The genre stuff is someday going to be a chapter in my book, if I ever can focus on it -- the cultural studies theory one, not my novel, which gets first priority! I think I posted some in a really rough form on lj a year or so ago. I'd love if we could talk more about it; I have a horrible time writing theory when no one I know really wants to read critical theory, or any other kind, and grad school was a constant barrage of argument and synthesis.

At any rate, the short version is to answer the question "what is genre," I look at the genres in HP fanfic and conclude that in fact there's more than one audience for the same body of fic -- or to be more precise, the multiple audiences lead to a shifting definition of what a "good story" is and should contain. (The underresearched part is my not interacting sufficiently with ffnet readers to find out why in the world they recommend "good fics" which fits NONE of my standards, nor any English teacher's. clearly, they've developed their concept of the genre themselves, which fits my specialty -- audience theory -- and is therefore quite exciting, since most of us in the f-lists I know have more or less applied the concept of what makes good reading from English classes and such.

In the process of pondering this and other things, and going to Wiscon the scandalous year a slash fanfic was on the longlist of nominations and everyone was yelling at everyone about it, I started trying to develop a definition of genre which actually represents how I see genre functioning in real life. Basically, since I'm a crit theorist, it's based on economics: genre depends on marketing niche. (And why couldn't I think of that lovely soundbite when I was writing my presentation for wiscon?)!!! So among genres, the literary genre, which is of course generally seen as a non-genre by literary-trained people, is the "real" term for what the literary world -- academy and traditional -- defines as "good."

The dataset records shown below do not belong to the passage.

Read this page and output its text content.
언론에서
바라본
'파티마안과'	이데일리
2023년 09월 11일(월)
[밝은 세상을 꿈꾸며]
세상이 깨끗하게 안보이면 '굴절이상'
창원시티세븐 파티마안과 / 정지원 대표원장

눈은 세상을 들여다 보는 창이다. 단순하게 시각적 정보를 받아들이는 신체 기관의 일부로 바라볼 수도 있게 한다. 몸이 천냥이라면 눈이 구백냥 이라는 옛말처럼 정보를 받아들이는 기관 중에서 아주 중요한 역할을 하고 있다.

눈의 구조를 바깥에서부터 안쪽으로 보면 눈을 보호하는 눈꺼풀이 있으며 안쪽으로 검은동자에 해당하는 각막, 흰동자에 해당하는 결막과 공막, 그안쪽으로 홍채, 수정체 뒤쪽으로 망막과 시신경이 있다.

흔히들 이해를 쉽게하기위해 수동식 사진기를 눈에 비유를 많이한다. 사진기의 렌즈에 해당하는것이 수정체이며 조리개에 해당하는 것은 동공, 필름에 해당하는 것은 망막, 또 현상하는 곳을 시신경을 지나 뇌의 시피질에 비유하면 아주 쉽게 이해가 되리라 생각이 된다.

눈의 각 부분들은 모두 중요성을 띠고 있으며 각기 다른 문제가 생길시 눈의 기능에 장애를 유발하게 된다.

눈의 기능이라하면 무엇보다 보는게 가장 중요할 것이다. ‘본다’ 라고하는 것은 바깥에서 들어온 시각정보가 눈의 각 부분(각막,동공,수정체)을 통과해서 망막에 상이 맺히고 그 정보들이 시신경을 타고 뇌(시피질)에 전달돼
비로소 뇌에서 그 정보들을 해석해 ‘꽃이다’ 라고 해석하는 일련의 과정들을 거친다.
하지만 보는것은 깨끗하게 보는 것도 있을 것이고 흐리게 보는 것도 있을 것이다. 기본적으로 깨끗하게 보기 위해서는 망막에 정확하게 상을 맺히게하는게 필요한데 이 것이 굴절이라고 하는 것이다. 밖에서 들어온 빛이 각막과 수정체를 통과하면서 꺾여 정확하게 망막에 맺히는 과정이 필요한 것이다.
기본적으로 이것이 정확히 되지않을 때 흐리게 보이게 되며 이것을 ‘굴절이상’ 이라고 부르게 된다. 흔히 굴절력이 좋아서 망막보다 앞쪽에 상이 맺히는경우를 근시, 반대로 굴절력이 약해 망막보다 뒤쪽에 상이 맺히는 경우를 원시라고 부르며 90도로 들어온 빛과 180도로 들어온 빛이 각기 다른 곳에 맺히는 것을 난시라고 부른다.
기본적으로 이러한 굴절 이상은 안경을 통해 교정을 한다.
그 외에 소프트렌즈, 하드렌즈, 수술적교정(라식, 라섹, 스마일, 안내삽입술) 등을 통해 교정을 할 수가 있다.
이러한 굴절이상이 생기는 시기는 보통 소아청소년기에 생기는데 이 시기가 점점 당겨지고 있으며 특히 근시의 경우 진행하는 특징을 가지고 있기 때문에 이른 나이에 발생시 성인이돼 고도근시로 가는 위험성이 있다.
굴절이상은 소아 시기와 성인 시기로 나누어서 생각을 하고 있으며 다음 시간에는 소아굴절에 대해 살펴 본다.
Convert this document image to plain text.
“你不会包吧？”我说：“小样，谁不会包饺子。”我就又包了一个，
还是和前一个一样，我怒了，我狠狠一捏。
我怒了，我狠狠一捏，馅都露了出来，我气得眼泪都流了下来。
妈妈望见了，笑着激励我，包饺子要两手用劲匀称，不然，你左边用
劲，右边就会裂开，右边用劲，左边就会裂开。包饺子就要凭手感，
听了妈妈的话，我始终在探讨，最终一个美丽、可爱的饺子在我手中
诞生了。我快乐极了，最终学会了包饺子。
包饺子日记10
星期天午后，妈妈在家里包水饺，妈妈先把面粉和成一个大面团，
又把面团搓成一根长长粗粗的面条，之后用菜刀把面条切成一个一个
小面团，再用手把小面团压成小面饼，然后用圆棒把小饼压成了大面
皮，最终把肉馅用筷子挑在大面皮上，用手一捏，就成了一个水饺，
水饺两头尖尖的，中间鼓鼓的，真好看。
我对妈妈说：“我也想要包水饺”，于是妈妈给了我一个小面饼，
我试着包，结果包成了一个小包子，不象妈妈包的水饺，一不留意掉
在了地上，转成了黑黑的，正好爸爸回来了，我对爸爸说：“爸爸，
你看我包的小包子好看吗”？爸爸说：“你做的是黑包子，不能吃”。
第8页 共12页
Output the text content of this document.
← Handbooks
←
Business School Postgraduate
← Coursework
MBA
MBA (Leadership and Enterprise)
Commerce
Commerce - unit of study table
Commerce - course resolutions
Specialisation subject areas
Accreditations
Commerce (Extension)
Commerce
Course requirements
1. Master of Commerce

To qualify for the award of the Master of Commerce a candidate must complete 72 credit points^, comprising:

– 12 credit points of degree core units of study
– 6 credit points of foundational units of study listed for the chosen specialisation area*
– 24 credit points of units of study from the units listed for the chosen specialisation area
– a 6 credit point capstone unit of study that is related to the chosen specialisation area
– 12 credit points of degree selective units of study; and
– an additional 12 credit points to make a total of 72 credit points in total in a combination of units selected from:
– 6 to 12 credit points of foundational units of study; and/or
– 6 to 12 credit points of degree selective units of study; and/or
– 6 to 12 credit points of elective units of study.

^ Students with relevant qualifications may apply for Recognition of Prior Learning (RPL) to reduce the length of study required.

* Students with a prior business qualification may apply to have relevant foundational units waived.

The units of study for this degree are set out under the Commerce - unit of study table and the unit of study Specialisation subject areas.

Does that make sense? It's really hard to summarise what I hope will end up a chapter in a critical analysis and ethnography of fandom as a site of struggle.

your point on themes is well-taken, btw. I'm biased here, because I always interpret themes from my own bias and tend to miss the writers' intention of what the theme is. I think Sarasgirl also has that, and some of the others as well (like Resonance). I prefer stories where people are complicated and no one's perfect, but some try to be good more than others -- so I guess that's the connecting theme for me.

Gads, and I still haven't commented on your literary comments! I have opinions, but will save them for a time when I've already committed less verbiage. Suffice it to say, we studied Ethan Frome and Silas Marner, neither of them inspiring. I loved thackeray since I was 13, and read him without knowing it was literature, which helped -- teachers of the literary genre ask the wrong questions, generally, imnsho. You understand, I was a maverick English major all the way to my MFA-poetry, at which point I saw the light and switched fields to Rhetoric, where I fit nicely. So I do tend to think of my writing as Art, and the workshops at UW helped me along there. The Iowa workshop as far as I can tell seem to think of Fiction as something a little more... well, like a craft, I suppose. No arete. I am absolutely convinced that the "look how clever I am" phenomenon you describe -- and I totally agree with -- comes from the Iowa workshop primarily. Remind me sometime to tell you about me watching "The World According to Garp" with a less cynical poet. Workshops are extremely useful, but dangerous places: shove-tail-in-mouth-and-swallow sort of places, demanding ever more inventive style and ever less real people.

I'll talk about Seattle in the other post! Love to hear your comments on this. What is your profession?